Dr. Chris Baryomunsi, the Minister for ICT and National Guidance, asserted that Uganda will not compromise its principles by succumbing to the World Bank’s pressure to adopt what it views as immoral cultures like homosexuality.
Baryomunsi emphasized that the government prioritizes respectful partnerships but will not allow the imposition of cultural values that contradict its own.
Although the World Bank’s official statement regarding the loan freeze has not yet been received, Baryomunsi reaffirmed Uganda’s resolve in passing the Anti-Homosexuality Act, emphasizing that the government has no regrets about it.
The World Bank’s decision, announced on Monday, reflects its belief that Uganda’s anti-gay law contradicts the bank’s mission to eradicate poverty in an inclusive manner, encompassing all individuals regardless of their race, gender, or sexuality.
As a result of this freeze, Uganda will not be considered for new projects beyond the existing 22 national and four regional projects worth $5.4 billion in World Bank funding.
The Anti-Homosexuality Act, which took effect on May 26 after being assented to by President Museveni, has faced international criticism.

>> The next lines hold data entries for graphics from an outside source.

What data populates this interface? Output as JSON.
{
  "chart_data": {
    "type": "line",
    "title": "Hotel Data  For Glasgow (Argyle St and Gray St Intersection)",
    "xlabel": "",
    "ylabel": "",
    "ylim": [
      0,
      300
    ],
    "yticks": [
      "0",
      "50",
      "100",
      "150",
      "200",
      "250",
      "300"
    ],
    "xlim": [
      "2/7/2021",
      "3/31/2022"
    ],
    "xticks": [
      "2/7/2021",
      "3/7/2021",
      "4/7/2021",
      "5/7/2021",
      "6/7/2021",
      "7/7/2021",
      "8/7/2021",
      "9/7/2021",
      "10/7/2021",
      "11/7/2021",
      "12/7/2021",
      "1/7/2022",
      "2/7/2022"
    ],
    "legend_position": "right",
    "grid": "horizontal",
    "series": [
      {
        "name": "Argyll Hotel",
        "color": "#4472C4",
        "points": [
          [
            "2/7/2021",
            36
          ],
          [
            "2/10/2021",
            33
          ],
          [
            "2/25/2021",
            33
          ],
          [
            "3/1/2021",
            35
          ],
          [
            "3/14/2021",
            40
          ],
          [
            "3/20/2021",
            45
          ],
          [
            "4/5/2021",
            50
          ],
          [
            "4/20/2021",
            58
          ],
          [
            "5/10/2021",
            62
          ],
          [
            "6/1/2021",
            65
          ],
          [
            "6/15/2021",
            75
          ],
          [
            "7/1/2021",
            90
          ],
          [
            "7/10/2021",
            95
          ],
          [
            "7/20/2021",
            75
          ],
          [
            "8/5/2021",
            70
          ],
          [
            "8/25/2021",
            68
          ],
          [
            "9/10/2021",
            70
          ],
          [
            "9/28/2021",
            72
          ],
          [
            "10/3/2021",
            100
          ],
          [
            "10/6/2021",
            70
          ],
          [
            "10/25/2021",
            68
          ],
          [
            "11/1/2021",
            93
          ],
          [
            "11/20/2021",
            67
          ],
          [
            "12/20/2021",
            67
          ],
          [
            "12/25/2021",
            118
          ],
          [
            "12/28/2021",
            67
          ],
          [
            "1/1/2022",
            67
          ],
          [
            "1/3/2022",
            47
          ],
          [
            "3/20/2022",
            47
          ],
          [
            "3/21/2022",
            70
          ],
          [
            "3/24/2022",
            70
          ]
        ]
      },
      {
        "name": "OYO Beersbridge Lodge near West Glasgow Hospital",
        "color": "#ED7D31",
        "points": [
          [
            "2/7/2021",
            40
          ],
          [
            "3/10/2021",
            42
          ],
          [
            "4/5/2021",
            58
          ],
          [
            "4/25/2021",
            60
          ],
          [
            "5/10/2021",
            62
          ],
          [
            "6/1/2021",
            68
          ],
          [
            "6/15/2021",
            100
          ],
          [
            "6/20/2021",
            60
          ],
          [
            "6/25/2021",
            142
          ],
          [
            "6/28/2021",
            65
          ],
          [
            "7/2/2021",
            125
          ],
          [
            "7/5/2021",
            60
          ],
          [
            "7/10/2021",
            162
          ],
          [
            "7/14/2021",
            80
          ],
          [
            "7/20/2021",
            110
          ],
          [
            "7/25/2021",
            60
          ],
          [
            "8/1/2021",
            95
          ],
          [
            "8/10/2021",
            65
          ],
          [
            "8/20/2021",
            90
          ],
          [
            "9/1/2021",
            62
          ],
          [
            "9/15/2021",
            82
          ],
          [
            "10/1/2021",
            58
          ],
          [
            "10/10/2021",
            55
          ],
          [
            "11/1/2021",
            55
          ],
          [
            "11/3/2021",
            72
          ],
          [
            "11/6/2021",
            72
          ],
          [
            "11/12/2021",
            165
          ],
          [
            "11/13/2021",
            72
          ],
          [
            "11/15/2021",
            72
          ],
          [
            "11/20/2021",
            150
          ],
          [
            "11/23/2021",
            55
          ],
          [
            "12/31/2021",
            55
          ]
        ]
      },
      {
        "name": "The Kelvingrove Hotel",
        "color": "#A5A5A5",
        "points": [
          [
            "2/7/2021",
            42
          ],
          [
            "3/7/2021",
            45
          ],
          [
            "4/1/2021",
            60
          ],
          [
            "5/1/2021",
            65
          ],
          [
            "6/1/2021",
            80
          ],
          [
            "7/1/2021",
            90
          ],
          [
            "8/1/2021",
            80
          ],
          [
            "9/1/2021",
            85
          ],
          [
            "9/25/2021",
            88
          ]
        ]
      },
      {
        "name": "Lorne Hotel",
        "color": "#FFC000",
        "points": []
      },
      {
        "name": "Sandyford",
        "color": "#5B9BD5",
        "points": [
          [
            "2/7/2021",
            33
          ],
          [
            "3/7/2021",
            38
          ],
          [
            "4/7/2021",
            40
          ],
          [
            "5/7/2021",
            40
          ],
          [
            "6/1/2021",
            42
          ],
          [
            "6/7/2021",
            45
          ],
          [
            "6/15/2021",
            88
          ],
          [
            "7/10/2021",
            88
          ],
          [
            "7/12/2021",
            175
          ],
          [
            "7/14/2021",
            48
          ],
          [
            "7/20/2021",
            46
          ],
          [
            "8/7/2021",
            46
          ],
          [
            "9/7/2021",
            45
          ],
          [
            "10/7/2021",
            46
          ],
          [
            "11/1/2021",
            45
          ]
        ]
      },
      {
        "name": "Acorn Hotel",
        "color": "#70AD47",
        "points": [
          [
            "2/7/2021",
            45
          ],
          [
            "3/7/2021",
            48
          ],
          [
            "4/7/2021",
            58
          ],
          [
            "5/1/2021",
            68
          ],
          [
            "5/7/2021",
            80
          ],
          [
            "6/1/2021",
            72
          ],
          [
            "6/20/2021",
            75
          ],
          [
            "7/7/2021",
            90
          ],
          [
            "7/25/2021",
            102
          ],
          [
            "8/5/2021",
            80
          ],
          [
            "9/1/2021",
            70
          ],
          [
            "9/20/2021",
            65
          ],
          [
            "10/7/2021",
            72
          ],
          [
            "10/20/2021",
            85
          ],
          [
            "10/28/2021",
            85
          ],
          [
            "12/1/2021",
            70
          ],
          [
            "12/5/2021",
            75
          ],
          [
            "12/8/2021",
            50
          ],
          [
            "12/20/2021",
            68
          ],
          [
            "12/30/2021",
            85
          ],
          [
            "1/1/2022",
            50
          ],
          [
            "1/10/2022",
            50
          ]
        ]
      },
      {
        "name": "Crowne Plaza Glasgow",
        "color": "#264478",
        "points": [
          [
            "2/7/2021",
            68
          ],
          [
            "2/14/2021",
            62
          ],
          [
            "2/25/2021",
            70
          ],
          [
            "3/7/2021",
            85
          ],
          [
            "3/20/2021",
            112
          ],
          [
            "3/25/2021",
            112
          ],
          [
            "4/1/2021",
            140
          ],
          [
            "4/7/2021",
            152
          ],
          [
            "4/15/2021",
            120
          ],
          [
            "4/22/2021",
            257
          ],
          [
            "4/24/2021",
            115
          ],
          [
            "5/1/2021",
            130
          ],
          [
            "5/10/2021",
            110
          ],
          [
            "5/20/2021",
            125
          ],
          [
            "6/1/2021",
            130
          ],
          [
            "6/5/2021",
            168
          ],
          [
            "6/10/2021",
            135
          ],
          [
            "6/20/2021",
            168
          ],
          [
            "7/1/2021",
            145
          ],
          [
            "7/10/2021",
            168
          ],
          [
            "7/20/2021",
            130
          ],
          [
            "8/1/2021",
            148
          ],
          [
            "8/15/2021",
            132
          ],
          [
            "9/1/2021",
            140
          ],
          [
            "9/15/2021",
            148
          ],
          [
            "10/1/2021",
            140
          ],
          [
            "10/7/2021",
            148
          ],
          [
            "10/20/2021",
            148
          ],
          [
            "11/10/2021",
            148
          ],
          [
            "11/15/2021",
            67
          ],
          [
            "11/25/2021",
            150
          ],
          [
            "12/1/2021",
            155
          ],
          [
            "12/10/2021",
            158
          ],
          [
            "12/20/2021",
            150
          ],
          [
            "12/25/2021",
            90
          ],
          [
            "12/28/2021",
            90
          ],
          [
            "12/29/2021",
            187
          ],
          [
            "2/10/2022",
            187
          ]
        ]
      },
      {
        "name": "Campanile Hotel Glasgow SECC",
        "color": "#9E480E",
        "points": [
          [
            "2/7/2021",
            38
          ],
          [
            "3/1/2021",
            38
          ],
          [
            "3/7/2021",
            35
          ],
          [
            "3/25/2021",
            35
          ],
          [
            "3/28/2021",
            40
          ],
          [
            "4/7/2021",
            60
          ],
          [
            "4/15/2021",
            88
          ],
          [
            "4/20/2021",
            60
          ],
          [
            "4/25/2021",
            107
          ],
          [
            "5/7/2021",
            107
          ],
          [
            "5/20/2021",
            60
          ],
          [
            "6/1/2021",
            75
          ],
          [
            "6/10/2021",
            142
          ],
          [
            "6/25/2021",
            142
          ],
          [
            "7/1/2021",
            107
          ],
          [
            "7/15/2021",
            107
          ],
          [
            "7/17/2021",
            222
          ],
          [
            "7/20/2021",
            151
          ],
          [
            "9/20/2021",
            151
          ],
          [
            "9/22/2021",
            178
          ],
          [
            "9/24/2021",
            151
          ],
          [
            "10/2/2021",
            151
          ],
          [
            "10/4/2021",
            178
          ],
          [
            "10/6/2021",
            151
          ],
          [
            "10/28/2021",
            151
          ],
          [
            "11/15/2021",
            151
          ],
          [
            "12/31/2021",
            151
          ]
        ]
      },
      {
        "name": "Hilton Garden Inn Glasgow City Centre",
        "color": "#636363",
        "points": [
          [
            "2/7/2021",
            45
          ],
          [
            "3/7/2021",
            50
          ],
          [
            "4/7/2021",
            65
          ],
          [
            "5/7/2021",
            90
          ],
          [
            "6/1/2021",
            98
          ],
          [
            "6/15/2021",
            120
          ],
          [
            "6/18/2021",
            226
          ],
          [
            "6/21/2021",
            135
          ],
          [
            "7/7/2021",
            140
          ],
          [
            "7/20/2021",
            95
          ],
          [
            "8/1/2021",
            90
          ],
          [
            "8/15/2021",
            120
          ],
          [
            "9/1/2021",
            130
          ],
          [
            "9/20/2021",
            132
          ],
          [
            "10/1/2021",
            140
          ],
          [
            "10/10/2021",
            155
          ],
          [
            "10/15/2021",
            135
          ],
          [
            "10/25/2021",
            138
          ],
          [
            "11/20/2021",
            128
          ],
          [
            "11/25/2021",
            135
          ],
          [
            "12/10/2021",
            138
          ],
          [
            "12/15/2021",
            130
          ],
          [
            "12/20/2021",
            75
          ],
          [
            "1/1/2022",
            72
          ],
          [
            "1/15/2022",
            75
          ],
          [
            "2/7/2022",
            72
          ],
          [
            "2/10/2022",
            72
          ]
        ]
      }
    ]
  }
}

However, President Museveni clarified that the law does not criminalize an individual for their sexual orientation, but rather targets actions such as recruitment into homosexuality, exhibitionism, and the promotion of homosexuality.
Despite international pressure and aid reviews from countries like the US, Britain, and Canada, the Ugandan government remains resolute in its stance.
Officials have affirmed that they are engaging with the World Bank to address the decision, but they assert that repealing the law is not on the table.
The Finance Ministry spokesperson, Jim Mugunga, expressed optimism about ongoing discussions with the World Bank and assured the public that efforts are being made to find a solution.
Activists both for and against the law have shared their perspectives, highlighting the complex societal and economic factors at play.